Grandes nomes do passado como Gil Gomes, Zé Bettio, Eli Correia, Barros de Alencar dentre outros, emocionavam as pessoas com a sua modalidade de comunicação que mais parecia um teatro, mas fazia com que os ouvintes embarcassem nas suas histórias e proporcionasse uma mudança nas suas vidas.

O saudoso Chacrinha, conhecido como “velho guerreiro”, possuía um bordão que dizia: “QUEM NÃO SE COMUNICA SE INSTRUMBICA!”. O radialista utiliza a ferramenta da comunicação para entrar em todos os lares, carros, trabalhos, fones de ouvido, celulares, dentre outros para impressionar o ouvinte com aquilo que deseja anunciar. Se nalgum dia não estiver de bem com a vida ou com algum problema pessoal que lhe prejudique a espontaneidade, com toda certeza o ouvinte notará e ficará triste junto. É incrível como isto acontece! Já vi casos de pessoas me abordando na rua e questionando ausências, pouca fala rouquidão e diversas situações que me fizeram mudar a maneira de apresentar o programa.

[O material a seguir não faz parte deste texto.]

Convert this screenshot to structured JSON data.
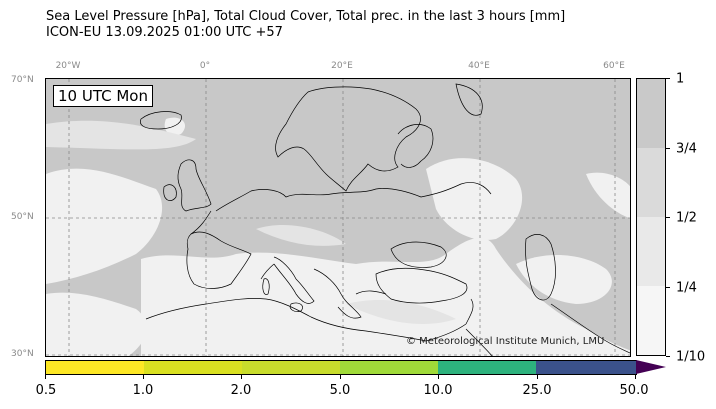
{
  "title": {
    "line1": "Sea Level Pressure [hPa], Total Cloud Cover, Total prec. in the last 3 hours [mm]",
    "line2": "ICON-EU 13.09.2025 01:00 UTC +57"
  },
  "map": {
    "valid_time": "10 UTC Mon",
    "copyright": "© Meteorological Institute Munich, LMU",
    "longitude_labels": [
      "20°W",
      "0°",
      "20°E",
      "40°E",
      "60°E"
    ],
    "latitude_labels": [
      "70°N",
      "50°N",
      "30°N"
    ],
    "colors": {
      "cloud_cover_base": "#c8c8c8",
      "clear": "#f4f4f4",
      "coastline": "#000000",
      "grid": "#888888"
    }
  },
  "cloud_cover_legend": {
    "labels": [
      "1",
      "3/4",
      "1/2",
      "1/4",
      "1/10"
    ],
    "colors": [
      "#c9c9c9",
      "#dadada",
      "#e9e9e9",
      "#f6f6f6"
    ]
  },
  "precip_legend": {
    "labels": [
      "0.5",
      "1.0",
      "2.0",
      "5.0",
      "10.0",
      "25.0",
      "50.0"
    ],
    "colors": [
      "#fde725",
      "#d9e021",
      "#a0da39",
      "#2db27d",
      "#3b528b"
    ],
    "extend_color": "#440154"
  }
}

O verdadeiro dia do radialista é sete de novembro. A mudança deste 21 de setembro pra nova data, foi para homenagear o músico e locutor Ary Barroso. A mudança foi imposta por lei federal em 2006, assim a categoria comemora as duas datas.

Para encerrar, vamos considerar que o rádio e a boa apresentação do radialista contagiam até mesmo quem menos se espera. Veja o que disse a atriz americana Marilyn Monroe: “Não é verdade que eu não tinha nada, eu tinha sim, tinha sempre o rádio ligado”.